Monday, July 22, 2019

Nowhere To Hide


[Below is just the beginning of this long article but it's a worthwhile read. I usually don't post these articles because they usually miss many points (as this one does) and fails to make the point convincingly enough. As stated before, the definitive book on the gathering up is "Maranatha, Our Lord Comes" by Renald Showers.]




Nowhere to Hide: Part II

By
 Pete Garcia
 



Perhaps you’re a Christian, but you think the Pre-Tribulation Rapture is all a bunch of warm hooey. It is an escapist eschatology; built specifically for weak-spined western Christians who are afraid of a little persecution. You frequently tell anyone who will listen, that the word “rapture” is not even in the Bible. You say the “rapture” was a theological scheme created out of thin air by that evil dispensationalist John N. Darby 150 years ago. And even he didn’t invent it you say matter-of-factly, but stole the idea from a teenage Scottish girl. Perhaps you think we are already in the Tribulation, and times are looking bleak for America (see Part I). You say it is time for us Christians dig in, get our hands dirty, and fight for what we believe in when another civil war comes. It is time for Christian’s to get our “big boy” pants on and take a stand.


I suppose it is the height of both irony and hypocrisy that a professing Christian would hate the idea that their Savior could return sooner rather than later. Essentially, that is what those who despise the Pre-Tribulation Rapture are guilty of, turning the blessed hope (Titus 2:13) into a joke or a byword. Of course, most would never admit to such a thing. They will claim some moral or theological high ground of outing false theology or having to prove our salvation through tribulation. However, is that really true? 
I for one, cannot see how it could be, especially given the fact we all have Bibles and could sit down together and go through these issues line by line, chapter by chapter, and book by book to see if what we believe actually passes the theological smell test. So what is it then? Why so much angst against a biblical doctrine that shows irrefutably, that Christ will return again for His Church before the 70th Week begins.
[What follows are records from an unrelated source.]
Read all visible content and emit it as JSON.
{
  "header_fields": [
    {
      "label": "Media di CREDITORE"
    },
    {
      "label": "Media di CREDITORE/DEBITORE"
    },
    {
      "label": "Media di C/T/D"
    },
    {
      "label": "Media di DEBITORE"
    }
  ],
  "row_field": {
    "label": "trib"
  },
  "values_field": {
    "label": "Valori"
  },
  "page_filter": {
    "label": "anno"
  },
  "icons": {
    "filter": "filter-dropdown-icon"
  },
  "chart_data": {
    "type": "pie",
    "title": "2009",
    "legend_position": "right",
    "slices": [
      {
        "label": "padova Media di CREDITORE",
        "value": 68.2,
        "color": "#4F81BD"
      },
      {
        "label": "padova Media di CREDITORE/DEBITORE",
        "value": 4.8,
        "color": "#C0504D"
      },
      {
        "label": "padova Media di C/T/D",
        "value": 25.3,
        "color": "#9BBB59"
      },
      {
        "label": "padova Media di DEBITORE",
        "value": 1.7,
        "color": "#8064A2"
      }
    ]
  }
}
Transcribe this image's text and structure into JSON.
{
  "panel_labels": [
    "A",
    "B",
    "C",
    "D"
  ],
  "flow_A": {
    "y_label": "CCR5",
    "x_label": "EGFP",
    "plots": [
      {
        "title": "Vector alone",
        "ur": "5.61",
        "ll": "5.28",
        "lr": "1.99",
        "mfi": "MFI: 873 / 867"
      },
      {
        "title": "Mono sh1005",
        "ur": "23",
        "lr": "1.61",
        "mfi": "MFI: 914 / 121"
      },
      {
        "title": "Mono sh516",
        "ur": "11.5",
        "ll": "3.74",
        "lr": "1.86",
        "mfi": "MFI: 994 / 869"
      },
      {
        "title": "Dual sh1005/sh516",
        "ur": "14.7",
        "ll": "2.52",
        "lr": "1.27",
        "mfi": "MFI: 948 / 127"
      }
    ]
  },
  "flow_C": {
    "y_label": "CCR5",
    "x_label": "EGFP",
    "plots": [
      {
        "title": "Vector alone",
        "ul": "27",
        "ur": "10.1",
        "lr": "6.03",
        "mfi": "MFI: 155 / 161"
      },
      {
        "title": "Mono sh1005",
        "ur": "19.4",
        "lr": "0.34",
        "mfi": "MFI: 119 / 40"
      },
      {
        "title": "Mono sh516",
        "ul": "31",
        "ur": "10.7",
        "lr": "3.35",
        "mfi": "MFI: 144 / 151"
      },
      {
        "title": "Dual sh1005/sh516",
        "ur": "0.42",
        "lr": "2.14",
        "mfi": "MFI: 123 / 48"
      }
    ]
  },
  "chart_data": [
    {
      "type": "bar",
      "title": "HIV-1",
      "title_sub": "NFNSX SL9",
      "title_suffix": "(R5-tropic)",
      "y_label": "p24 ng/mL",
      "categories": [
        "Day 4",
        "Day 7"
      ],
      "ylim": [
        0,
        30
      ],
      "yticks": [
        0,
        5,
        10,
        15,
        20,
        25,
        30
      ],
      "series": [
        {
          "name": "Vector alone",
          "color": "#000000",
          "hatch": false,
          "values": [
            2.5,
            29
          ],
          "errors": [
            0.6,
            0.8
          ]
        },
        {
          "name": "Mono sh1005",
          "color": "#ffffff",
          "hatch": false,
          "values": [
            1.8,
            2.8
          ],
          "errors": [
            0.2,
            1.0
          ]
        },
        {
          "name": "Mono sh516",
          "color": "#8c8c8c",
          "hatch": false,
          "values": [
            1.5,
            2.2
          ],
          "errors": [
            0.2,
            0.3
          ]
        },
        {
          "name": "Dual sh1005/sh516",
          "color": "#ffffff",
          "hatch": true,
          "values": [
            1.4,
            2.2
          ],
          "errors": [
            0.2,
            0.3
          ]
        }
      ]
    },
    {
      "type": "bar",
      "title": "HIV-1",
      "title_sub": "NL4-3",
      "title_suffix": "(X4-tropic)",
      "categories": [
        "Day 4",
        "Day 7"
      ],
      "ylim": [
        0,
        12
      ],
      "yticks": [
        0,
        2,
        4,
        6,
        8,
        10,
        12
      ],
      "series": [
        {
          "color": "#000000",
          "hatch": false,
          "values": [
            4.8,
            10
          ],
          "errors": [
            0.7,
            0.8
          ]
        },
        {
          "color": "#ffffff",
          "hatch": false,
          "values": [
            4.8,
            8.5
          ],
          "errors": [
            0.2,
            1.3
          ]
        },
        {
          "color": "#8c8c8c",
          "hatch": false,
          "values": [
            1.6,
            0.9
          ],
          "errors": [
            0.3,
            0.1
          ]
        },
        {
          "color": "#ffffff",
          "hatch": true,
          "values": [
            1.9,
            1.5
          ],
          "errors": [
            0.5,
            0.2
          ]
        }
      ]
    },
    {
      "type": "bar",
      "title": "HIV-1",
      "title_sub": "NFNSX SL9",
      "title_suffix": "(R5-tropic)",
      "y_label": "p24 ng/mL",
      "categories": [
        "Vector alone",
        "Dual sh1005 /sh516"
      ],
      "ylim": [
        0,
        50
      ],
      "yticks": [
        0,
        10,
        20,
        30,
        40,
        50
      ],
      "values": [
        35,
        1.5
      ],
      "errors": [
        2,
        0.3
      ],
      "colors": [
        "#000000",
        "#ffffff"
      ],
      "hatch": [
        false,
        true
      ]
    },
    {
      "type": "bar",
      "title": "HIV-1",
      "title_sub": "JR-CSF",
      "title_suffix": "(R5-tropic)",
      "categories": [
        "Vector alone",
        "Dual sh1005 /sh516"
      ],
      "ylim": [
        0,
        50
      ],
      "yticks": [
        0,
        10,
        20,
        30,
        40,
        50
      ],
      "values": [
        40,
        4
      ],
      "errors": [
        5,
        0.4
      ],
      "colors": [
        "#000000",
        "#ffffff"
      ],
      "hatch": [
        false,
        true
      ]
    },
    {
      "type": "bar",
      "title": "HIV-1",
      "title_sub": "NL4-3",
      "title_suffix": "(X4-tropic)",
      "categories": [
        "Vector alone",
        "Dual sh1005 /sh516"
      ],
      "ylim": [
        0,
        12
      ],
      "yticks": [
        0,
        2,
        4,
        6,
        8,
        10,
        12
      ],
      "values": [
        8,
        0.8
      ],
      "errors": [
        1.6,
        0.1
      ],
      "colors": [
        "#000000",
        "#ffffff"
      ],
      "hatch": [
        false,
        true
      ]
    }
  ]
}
Why are certain eschatological views hell-bent (literally) on putting the Church (ekklesia) inside the 70th Week of Daniel? There are a few reasons I can think of:
1. Inheriting bad hermeneutics
The practice of bad hermeneutics (or how one interprets scripture), began in earnest with Origen (circa 200AD) and his application of allegory to Scripture. His approach was later passed on to Augustine (circa 400AD). Augustine’s teachings were later incorporated into the Roman Catholic Church doctrine and dogma (500AD – Present). The allegorical approach became the default position (especially regarding eschatology), which was carried into and through the Protestant Reformation (1517 – Present). The allegorical approach was distributed throughout the mainline protestant denominations for the next three centuries.
However, mainline Protestants began protesting again, but this time, against the inherited corrupted RCC form of hermeneutics at the end of the 18th-century and early 19th-century. They returned to a literal, grammatical, and historical understanding of all Biblical doctrines, not just soteriology. This subsequently, resulted in rediscovering dispensationalism, which concludes the Church Age with the Pre-Tribulation (Pre-70th Week) Rapture (harpazo) of the Church (ekklesia).